Con el tiempo esa presencia económica se extendió hacia un campo más amplio, el de las oportunidades sociales. A través de la Fundación Crisfe el banco ha impulsado programas educativos orientados a jóvenes de sectores vulnerables. Solo en 2025 más de 3.700 estudiantes accedieron a becas en alianza con instituciones educativas del país. En paralelo iniciativas como Sumar Juntos han llevado sistemas de agua potable a comunidades rurales donde ese acceso era todavía una deuda pendiente. Son proyectos distintos pero responden a una misma lógica: comprender que el desarrollo económico también depende de condiciones sociales básicas.
Esa misma filosofía se manifiesta en el territorio a través de los oficiales de microcrédito que recorren cada rincón ecuatoriano. Lejos de esperar a los clientes en una oficina, estos asesores recorren mercados, barrios y comunidades rurales para acercar servicios financieros a quienes no suelen llegar a una sucursal bancaria. Allí el crédito deja de ser una operación abstracta y se convierte en una herramienta directa de movilidad económica. No es casual que hoy seis de cada diez microcréditos se destinen a mujeres jefas de hogar.
Mientras esa presencia se mantiene en el territorio, la transformación digital ha abierto nuevas rutas para esa misma vocación de inclusión. Plataformas diseñadas para simplificar pagos, transferencias y servicios financieros han ampliado la autonomía de millones de usuarios, mientras que herramientas accesibles —incluidas funcionalidades para personas con discapacidad visual— permiten que más ciudadanos interactúen con el sistema financiero de manera independiente. La inclusión financiera que antes dependía de la cercanía física hoy también se expande a través de la tecnología.
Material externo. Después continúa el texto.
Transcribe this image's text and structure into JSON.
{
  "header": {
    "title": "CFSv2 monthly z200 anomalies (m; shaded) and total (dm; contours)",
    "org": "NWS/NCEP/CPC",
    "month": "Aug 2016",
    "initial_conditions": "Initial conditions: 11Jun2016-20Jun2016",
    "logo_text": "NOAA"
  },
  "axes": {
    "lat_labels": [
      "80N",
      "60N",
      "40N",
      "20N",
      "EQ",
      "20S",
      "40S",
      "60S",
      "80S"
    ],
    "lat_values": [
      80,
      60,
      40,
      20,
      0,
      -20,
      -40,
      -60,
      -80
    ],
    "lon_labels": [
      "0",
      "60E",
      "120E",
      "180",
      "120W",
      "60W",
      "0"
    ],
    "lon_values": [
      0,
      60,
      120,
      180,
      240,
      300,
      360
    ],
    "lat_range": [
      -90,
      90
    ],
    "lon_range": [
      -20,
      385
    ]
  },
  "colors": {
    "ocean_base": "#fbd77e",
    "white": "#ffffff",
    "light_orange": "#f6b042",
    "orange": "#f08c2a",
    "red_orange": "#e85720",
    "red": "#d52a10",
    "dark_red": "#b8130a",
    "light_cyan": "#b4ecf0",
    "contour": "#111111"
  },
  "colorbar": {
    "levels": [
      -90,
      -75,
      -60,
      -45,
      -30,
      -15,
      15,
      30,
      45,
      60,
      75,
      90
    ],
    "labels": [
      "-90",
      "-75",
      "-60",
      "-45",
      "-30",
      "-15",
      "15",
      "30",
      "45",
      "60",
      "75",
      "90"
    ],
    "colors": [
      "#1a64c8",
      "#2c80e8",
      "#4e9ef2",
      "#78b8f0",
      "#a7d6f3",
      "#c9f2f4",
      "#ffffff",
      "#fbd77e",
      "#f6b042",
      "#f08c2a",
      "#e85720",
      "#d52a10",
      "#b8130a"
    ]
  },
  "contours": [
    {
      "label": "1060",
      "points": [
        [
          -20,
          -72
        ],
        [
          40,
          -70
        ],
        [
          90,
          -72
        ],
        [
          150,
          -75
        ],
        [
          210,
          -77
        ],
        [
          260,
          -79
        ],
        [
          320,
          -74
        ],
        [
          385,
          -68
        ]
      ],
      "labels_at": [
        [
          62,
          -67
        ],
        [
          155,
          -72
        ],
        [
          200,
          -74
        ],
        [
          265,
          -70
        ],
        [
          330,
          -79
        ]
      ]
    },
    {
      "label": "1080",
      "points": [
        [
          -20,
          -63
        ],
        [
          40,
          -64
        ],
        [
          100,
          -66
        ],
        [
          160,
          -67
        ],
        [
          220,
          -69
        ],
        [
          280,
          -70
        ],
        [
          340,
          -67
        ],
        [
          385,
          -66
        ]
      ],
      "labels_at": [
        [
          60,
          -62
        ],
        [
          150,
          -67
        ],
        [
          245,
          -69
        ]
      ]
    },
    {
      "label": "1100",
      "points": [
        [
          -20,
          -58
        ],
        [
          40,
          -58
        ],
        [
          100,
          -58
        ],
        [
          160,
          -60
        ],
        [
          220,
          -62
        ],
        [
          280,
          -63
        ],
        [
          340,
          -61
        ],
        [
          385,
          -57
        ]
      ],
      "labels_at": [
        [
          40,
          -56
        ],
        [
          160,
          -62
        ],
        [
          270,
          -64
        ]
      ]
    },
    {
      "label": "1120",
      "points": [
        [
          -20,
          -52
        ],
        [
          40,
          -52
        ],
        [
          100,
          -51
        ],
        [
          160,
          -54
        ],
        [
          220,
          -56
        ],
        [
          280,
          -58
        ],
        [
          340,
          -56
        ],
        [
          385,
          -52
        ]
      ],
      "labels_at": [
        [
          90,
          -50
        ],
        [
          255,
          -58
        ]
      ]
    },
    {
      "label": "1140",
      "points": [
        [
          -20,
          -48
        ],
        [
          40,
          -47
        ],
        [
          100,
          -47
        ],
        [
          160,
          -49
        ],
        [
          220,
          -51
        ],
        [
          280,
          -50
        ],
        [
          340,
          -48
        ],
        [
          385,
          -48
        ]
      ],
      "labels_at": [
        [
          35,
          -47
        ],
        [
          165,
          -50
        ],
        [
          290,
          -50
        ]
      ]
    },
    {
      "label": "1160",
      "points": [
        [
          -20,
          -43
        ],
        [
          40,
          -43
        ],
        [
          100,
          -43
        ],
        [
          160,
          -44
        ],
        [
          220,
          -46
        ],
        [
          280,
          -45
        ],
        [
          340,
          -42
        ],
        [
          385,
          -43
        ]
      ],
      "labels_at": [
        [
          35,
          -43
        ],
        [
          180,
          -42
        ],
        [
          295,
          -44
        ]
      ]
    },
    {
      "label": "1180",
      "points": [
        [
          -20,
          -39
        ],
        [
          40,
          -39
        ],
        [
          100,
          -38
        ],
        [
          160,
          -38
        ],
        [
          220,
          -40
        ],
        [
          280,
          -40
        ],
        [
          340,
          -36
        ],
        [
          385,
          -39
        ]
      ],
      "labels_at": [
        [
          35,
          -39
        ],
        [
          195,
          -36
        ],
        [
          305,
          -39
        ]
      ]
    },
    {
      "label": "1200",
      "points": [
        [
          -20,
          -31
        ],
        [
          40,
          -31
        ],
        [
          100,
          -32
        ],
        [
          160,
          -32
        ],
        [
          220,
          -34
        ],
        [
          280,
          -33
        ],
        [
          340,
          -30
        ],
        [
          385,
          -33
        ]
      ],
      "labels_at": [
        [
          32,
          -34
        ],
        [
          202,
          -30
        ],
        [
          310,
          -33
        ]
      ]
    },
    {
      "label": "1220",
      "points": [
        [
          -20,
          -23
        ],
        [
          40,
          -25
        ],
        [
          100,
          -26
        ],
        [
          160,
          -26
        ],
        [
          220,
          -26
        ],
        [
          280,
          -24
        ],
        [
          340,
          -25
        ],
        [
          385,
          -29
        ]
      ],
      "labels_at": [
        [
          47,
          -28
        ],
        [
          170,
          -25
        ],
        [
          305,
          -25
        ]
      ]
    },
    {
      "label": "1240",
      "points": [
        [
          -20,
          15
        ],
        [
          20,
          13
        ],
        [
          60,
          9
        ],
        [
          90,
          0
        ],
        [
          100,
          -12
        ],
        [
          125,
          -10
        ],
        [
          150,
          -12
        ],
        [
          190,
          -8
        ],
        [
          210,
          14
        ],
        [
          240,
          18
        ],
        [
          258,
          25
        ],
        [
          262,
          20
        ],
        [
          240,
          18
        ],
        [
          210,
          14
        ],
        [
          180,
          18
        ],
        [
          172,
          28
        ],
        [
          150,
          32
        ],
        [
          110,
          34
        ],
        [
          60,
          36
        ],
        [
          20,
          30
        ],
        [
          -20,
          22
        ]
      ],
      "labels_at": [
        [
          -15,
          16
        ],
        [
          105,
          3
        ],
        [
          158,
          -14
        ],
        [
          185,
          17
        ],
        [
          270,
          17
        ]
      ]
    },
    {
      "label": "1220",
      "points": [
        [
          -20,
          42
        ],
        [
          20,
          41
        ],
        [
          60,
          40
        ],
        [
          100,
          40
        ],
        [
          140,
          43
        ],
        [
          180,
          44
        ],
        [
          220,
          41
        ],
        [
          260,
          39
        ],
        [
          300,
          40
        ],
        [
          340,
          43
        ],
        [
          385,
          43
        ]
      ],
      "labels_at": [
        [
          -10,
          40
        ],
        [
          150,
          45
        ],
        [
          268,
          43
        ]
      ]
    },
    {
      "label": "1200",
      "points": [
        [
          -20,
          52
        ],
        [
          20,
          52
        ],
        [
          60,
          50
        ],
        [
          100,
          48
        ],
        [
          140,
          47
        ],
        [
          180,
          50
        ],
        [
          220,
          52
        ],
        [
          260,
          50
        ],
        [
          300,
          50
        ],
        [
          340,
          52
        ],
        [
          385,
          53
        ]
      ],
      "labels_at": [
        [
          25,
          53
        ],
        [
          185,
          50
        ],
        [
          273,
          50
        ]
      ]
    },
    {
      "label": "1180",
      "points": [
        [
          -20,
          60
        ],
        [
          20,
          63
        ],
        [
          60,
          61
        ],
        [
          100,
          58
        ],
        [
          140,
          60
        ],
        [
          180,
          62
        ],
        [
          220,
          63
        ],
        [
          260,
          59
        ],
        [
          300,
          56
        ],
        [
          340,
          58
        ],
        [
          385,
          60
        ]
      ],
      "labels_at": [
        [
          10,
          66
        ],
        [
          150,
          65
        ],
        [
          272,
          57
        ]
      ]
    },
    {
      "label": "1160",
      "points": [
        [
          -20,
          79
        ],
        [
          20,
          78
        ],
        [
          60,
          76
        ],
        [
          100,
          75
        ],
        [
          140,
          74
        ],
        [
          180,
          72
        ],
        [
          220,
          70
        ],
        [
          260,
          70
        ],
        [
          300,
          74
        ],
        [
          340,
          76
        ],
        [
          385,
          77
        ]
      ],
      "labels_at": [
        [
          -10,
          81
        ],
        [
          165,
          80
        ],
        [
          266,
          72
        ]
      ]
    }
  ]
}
Mirar al Banco Pichincha en 2026 es observar una institución que ha aprendido a moverse entre dos tiempos. Por un lado, el de la innovación tecnológica que redefine la forma en que las personas se relacionan con el dinero. Por otro, el de una tradición institucional que ha hecho de la prudencia y la confianza sus principales capitales.
Entre la tinta del primer registro contable y los datos que hoy circulan por redes digitales no existe únicamente un salto tecnológico, lo que persiste es una misma idea que ha logrado sostenerse durante más de un siglo: custodiar la confianza y devolverla convertida en oportunidades para la sociedad que la hace posible.